Trouwens, ook op de verruiming van de externe vrijheid valt wel het een en ander af te dingen. Als mensen ouder dan zeventig jaar de mogelijkheid hebben om relatief eenvoudig uit het leven te stappen en dat een trend zou worden, dan is het niet denkbeeldig dat zij zich onder druk gezet voelen om van die mogelijkheid dan ook maar gebruik te maken. Wie een ‘kostenpost’ wordt voor de gezondheidszorg, zou zich bijna schuldig gaan voelen, als hij desondanks zijn leven zou willen voortzetten.
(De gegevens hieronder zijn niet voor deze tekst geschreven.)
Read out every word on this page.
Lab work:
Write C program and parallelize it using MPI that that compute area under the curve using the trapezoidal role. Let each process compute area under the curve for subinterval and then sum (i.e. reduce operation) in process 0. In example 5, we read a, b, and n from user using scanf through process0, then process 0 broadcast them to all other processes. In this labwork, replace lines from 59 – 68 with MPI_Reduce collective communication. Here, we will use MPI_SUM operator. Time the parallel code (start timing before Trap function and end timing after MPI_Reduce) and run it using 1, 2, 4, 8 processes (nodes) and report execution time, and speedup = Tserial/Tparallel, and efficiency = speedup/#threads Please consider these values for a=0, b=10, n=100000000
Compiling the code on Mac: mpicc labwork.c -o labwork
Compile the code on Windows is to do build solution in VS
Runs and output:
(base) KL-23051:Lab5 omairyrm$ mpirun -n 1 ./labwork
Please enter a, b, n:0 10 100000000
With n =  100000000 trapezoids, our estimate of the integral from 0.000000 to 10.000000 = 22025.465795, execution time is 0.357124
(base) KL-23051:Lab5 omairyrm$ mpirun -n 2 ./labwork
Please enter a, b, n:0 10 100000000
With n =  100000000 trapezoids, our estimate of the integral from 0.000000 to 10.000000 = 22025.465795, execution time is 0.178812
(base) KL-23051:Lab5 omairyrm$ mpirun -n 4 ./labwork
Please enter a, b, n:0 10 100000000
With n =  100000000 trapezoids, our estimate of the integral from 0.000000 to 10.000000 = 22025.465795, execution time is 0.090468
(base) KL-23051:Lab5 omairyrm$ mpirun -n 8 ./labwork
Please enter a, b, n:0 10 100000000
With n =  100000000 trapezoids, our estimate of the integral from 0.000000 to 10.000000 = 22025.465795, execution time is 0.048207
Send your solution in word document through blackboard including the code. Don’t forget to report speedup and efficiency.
We moeten om meerdere redenen mensen niet de mogelijkheid bieden om uit het leven te stappen. Integendeel, we moeten ze uit alle macht helpen om weer de essentiële waarde van hun leven te ontdekken. Als ons zorgstelsel of onze ouderenopvang daarin tekortschiet, is het onze taak om die te verbeteren en een menselijker gezicht te geven. Het op ruime schaal bieden van hulp bij levensbeëindiging zou wel eens een prikkel kunnen wegnemen om adequate zorg te bieden aan ouderen.
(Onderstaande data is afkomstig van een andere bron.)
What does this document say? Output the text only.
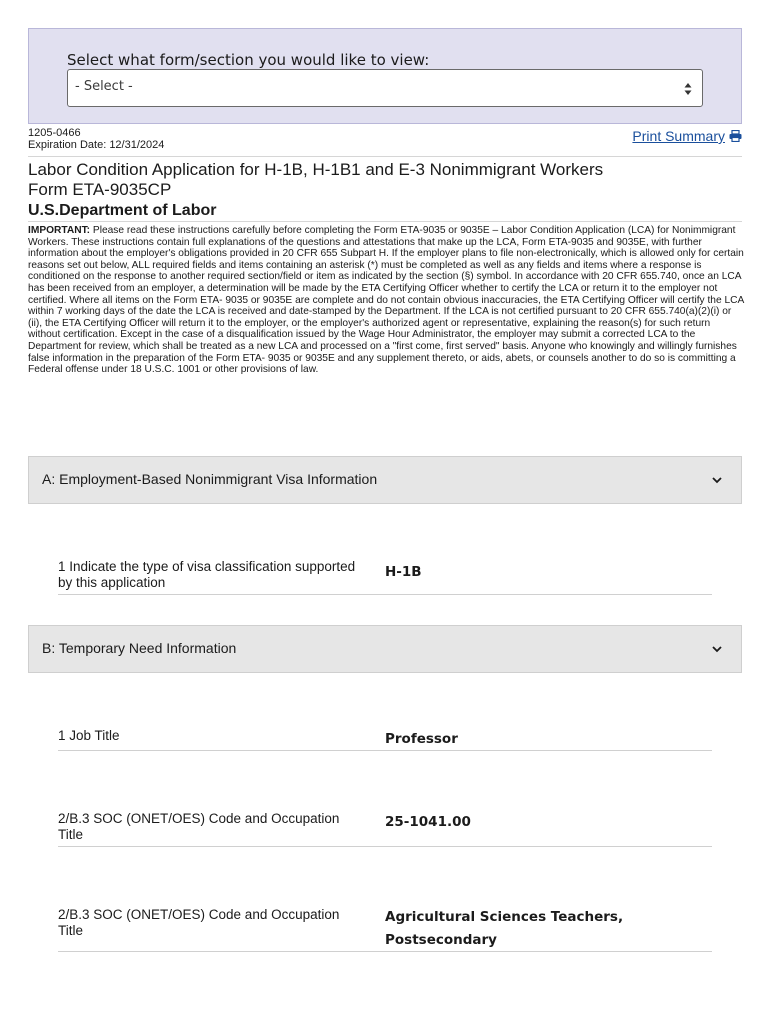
Select what form/section you would like to view:
- Select -
1205-0466
Expiration Date: 12/31/2024
Print Summary
Labor Condition Application for H-1B, H-1B1 and E-3 Nonimmigrant Workers
Form ETA-9035CP
U.S.Department of Labor
IMPORTANT: Please read these instructions carefully before completing the Form ETA-9035 or 9035E – Labor Condition Application (LCA) for Nonimmigrant Workers. These instructions contain full explanations of the questions and attestations that make up the LCA, Form ETA-9035 and 9035E, with further information about the employer's obligations provided in 20 CFR 655 Subpart H. If the employer plans to file non-electronically, which is allowed only for certain reasons set out below, ALL required fields and items containing an asterisk (*) must be completed as well as any fields and items where a response is conditioned on the response to another required section/field or item as indicated by the section (§) symbol. In accordance with 20 CFR 655.740, once an LCA has been received from an employer, a determination will be made by the ETA Certifying Officer whether to certify the LCA or return it to the employer not certified. Where all items on the Form ETA- 9035 or 9035E are complete and do not contain obvious inaccuracies, the ETA Certifying Officer will certify the LCA within 7 working days of the date the LCA is received and date-stamped by the Department. If the LCA is not certified pursuant to 20 CFR 655.740(a)(2)(i) or (ii), the ETA Certifying Officer will return it to the employer, or the employer's authorized agent or representative, explaining the reason(s) for such return without certification. Except in the case of a disqualification issued by the Wage Hour Administrator, the employer may submit a corrected LCA to the Department for review, which shall be treated as a new LCA and processed on a "first come, first served" basis. Anyone who knowingly and willingly furnishes false information in the preparation of the Form ETA- 9035 or 9035E and any supplement thereto, or aids, abets, or counsels another to do so is committing a Federal offense under 18 U.S.C. 1001 or other provisions of law.
A: Employment-Based Nonimmigrant Visa Information
1 Indicate the type of visa classification supported by this application
H-1B
B: Temporary Need Information
1 Job Title	Professor
2/B.3 SOC (ONET/OES) Code and Occupation Title
25-1041.00
2/B.3 SOC (ONET/OES) Code and Occupation Title
Agricultural Sciences Teachers, Postsecondary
Zeker nu de vergrijzing voor de deur staat, doen we er goed aan ons af te vragen of onze aandacht niet te eenzijdig uitgaat naar jonge en gezonde mensen die produceren en consumeren en daardoor economisch interessant zijn. Oude mensen zijn ook levende mensen. En de meesten van ons worden tegenwoordig tamelijk oud. Jongeren en mensen van middelbare leeftijd zouden er goed aan doen zich dat te realiseren. De conclusie kan dan ook niet anders luiden dan dat het voorstel van het burgerinitiatief Uit Vrije Wil onethisch en ondoordacht is.
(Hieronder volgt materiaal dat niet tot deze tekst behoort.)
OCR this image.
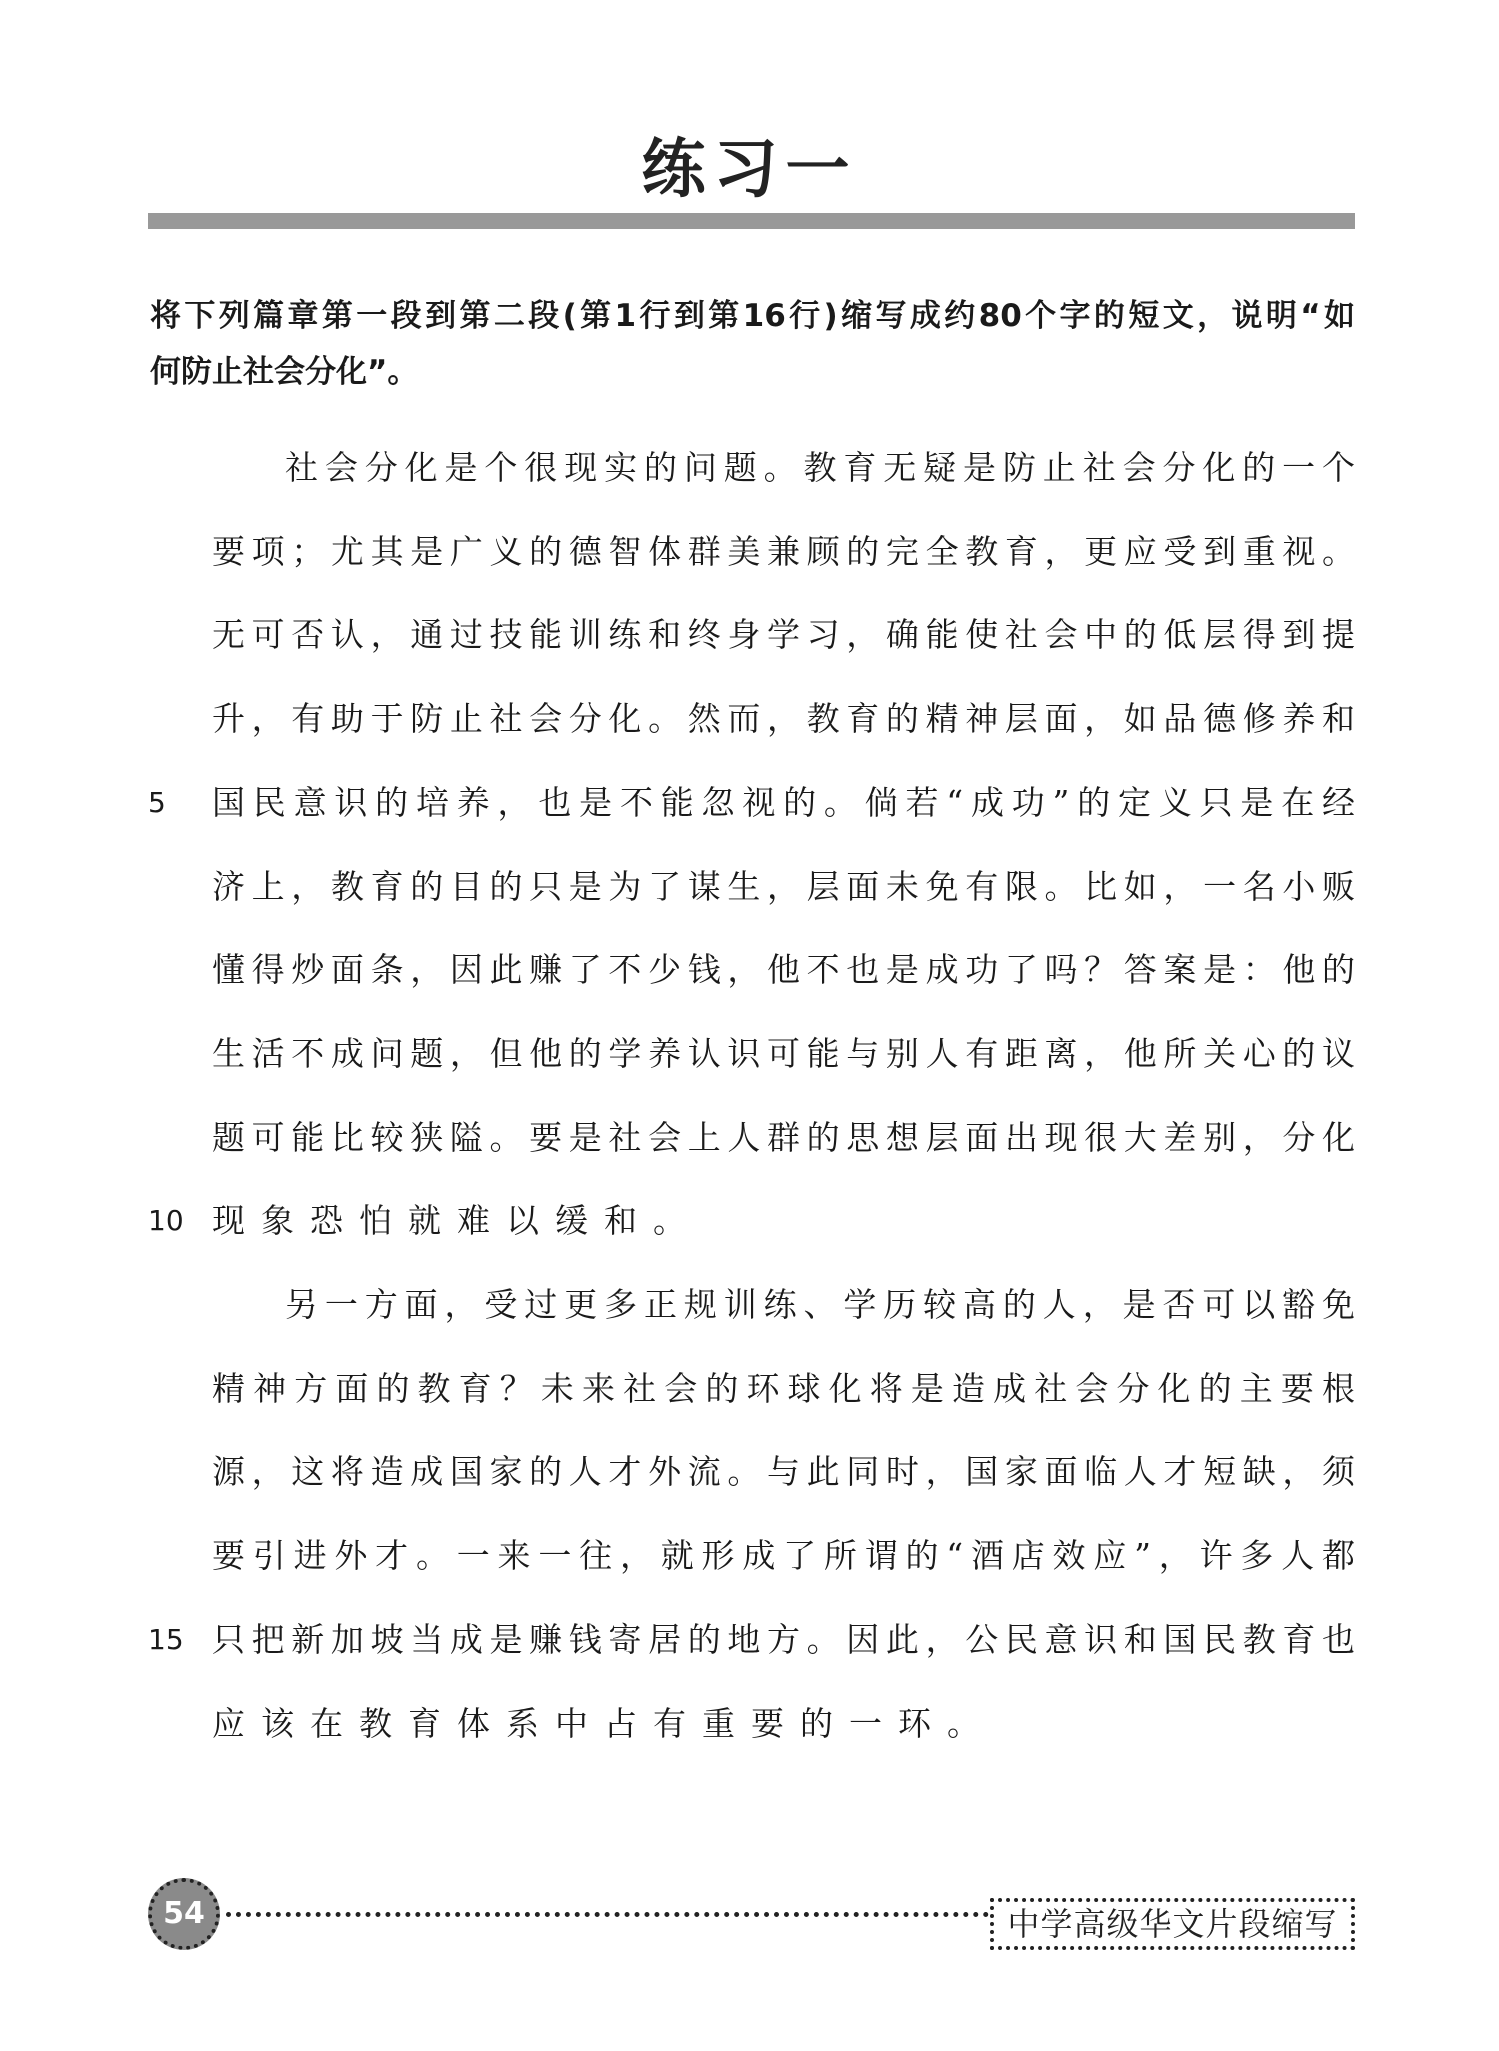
练习一
将下列篇章第一段到第二段(第1行到第16行)缩写成约80个字的短文，说明“如
何防止社会分化”。
社会分化是个很现实的问题。教育无疑是防止社会分化的一个
要项；尤其是广义的德智体群美兼顾的完全教育，更应受到重视。
无可否认，通过技能训练和终身学习，确能使社会中的低层得到提
升，有助于防止社会分化。然而，教育的精神层面，如品德修养和
国民意识的培养，也是不能忽视的。倘若“成功”的定义只是在经
5
济上，教育的目的只是为了谋生，层面未免有限。比如，一名小贩
懂得炒面条，因此赚了不少钱，他不也是成功了吗？答案是：他的
生活不成问题，但他的学养认识可能与别人有距离，他所关心的议
题可能比较狭隘。要是社会上人群的思想层面出现很大差别，分化
现象恐怕就难以缓和。
10
另一方面，受过更多正规训练、学历较高的人，是否可以豁免
精神方面的教育？未来社会的环球化将是造成社会分化的主要根
源，这将造成国家的人才外流。与此同时，国家面临人才短缺，须
要引进外才。一来一往，就形成了所谓的“酒店效应”，许多人都
只把新加坡当成是赚钱寄居的地方。因此，公民意识和国民教育也
15
应该在教育体系中占有重要的一环。
54	中学高级华文片段缩写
De KNMG wil in haar standpunt vasthouden aan een medische grondslag, dat wil zeggen een conditie die kan worden gekwalificeerd als een ziekte of een combinatie van ziekten en klachten, om van uitzichtloos en ondraaglijk lijden te kunnen spreken, dat de grondslag vormt voor euthanasie en hulp bij suïcide. Zij aanvaardt daarmee niet het criterium van het ‘voltooid leven’. Toch streeft ook zij in haar standpunt naar een verruiming van de mogelijkheden voor levensbeëindigend handelen op verzoek door haar oproep aan artsen om de Euthanasie wet minder restrictief toe te passen en de ruimte die deze wet biedt in zijn volle omvang te benutten, wanneer zij worden geconfronteerd met verzoeken om euthanasie en hulp bij suïcide. Wat kunnen we echter in de toekomst verwachten? Er is onmiskenbaar een maatschappelijke druk om de bestaande mogelijkheden voor levensbeëindigend handelen te verruimen. Het burgerinitiatief Uit Vrije Wil ontving 116.871 steunbetuigingen.23 57,7% van 800 ondervraagde huisartsen gaf aan zich soms onder druk gezet te voelen door patiënten en hun familieclan om euthanasie uit te voeren.24 We hebben in de afgelopen decennia kunnen waarnemen dat de criteria voor euthanasie en hulp bij suïcide onder druk van de maatschappelijk discussie erover steeds verder zijn opgerekt. Het zou mij niet verbazen als na verloop van tijd ook een als voltooid beschouwd leven, zonder dat er sprake is van een medische aandoening, als een geldig motief voor levensbeëindigend handelen op verzoek zal worden gezien.